BIOGRAPHY

Janice Dulieu-Barton is a Professor of Experimental Mechanics in the Bristol Composites Institute at the University of Bristol, where she is the Director of the New CDT in Innovation for Sustainable Composites Engineering  and the Industrial Doctorate Centre in Composites Manufacture. Janice received her PhD in 1993 from Manchester University researching the topic now known as ‘thermoelastic stress analysis’. She has published around 500 papers with 150 in archival journals. Janice’s expertise is in imaging for data rich material characterisations and structural integrity assessments, with a focus on creating new measurement methodologies using Infra-Red (IR) imaging.  She has won numerous grants that have allowed her to develop novel approaches in experimental mechanics, most recently focusing on integration of flexible photonics into composite structures with colleagues at the University of Southampton.

ABSTRACT

Data fusion to reveal subsurface defects during mechanical testing

Full-field Imaging techniques have the potential to revolutionise our approach to engineering design, offering new insight into material and larger system behaviour over a range of length and time scales.

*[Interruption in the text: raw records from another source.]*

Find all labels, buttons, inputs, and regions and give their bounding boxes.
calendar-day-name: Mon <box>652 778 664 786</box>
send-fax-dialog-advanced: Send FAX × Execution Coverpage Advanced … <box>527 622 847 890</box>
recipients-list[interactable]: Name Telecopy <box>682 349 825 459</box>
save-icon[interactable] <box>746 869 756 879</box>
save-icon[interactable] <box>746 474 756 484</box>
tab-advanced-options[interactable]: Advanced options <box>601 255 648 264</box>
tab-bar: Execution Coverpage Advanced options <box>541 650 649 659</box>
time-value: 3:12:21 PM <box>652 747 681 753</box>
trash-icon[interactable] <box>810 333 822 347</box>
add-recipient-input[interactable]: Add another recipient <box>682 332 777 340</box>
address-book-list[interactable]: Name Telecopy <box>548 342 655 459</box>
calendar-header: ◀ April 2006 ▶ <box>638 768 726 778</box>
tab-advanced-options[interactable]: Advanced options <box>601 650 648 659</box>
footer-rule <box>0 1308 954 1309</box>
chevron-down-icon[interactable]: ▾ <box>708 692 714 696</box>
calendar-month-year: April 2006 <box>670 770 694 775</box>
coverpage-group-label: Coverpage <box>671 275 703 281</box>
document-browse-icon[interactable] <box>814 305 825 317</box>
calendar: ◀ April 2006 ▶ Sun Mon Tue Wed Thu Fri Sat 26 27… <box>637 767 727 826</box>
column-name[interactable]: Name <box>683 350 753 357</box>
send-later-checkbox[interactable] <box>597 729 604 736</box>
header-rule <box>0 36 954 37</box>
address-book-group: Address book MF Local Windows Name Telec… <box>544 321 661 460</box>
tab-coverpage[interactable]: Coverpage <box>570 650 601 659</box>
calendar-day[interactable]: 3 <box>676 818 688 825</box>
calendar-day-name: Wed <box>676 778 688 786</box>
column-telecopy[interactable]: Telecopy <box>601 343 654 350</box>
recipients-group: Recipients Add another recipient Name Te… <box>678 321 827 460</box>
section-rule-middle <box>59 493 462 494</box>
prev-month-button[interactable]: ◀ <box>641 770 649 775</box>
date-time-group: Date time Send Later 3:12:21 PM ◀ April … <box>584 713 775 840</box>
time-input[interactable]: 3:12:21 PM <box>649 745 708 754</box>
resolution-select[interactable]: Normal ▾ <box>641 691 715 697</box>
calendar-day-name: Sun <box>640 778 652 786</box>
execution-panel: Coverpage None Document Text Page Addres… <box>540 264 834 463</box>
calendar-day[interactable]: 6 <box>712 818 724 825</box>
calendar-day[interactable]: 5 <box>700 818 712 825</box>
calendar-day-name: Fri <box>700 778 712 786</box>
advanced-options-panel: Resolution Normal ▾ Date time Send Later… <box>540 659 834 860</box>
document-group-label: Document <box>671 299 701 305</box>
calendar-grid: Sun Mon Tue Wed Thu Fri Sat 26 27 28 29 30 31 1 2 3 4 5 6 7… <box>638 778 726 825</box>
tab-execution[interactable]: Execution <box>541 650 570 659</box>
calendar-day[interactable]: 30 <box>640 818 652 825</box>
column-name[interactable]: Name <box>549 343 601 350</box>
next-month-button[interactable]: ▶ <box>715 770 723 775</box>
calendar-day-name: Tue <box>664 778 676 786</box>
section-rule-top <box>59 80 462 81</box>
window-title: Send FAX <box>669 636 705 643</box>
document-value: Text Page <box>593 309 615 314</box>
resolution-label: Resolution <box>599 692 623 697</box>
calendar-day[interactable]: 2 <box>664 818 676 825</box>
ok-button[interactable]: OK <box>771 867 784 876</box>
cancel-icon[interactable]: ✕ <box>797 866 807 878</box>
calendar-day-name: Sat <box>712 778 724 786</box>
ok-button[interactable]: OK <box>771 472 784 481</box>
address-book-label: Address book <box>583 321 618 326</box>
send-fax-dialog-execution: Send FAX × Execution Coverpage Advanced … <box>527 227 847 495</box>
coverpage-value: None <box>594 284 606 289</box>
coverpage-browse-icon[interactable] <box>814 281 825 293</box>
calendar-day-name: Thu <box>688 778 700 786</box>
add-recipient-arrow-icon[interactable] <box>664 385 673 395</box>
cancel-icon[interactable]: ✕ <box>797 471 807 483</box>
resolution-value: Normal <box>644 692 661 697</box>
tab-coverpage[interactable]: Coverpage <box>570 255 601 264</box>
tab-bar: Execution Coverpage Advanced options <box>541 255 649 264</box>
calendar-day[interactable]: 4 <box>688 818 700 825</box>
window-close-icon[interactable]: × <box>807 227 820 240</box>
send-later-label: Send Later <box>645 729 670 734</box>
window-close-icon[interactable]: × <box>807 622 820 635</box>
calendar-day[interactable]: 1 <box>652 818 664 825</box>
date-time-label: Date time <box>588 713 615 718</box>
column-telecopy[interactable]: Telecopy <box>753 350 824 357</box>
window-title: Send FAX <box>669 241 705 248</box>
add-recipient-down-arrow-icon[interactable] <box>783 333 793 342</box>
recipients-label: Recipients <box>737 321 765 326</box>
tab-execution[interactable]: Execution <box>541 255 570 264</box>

The recent relative reduction in cost of the camera systems and increased processing power to handle images, provides the opportunity for the techniques to be deployed at larger scales and realised industrially. Digital Image Correlation (DIC)is a kinematic optical technique that can deliver surface strains. Thermoelastic Stress Analysis (TSA) is based on thermomechanical couplings that utilises IR imaging to obtain a stress metric from the surface of a component. Our recent work has shown that TSA can be used to deliver stress based information from below the surface and used to identify hidden defects. The key enabler is the ability to fuse DIC and TSA to obtain full-field data respectively from structural components. The fused measurements can be integrated with structural and thermal finite element models. The approach makes it possible to assess composite structures at scales that represent the actual material behaviour and underpins a new approach in assessment that relies less on coupon testing of materials and enables a fully validated framework for virtual testing. The presentation will describe the underlying physics of the IR measurements, alongside a demonstration of the data fusion approach on a structural component.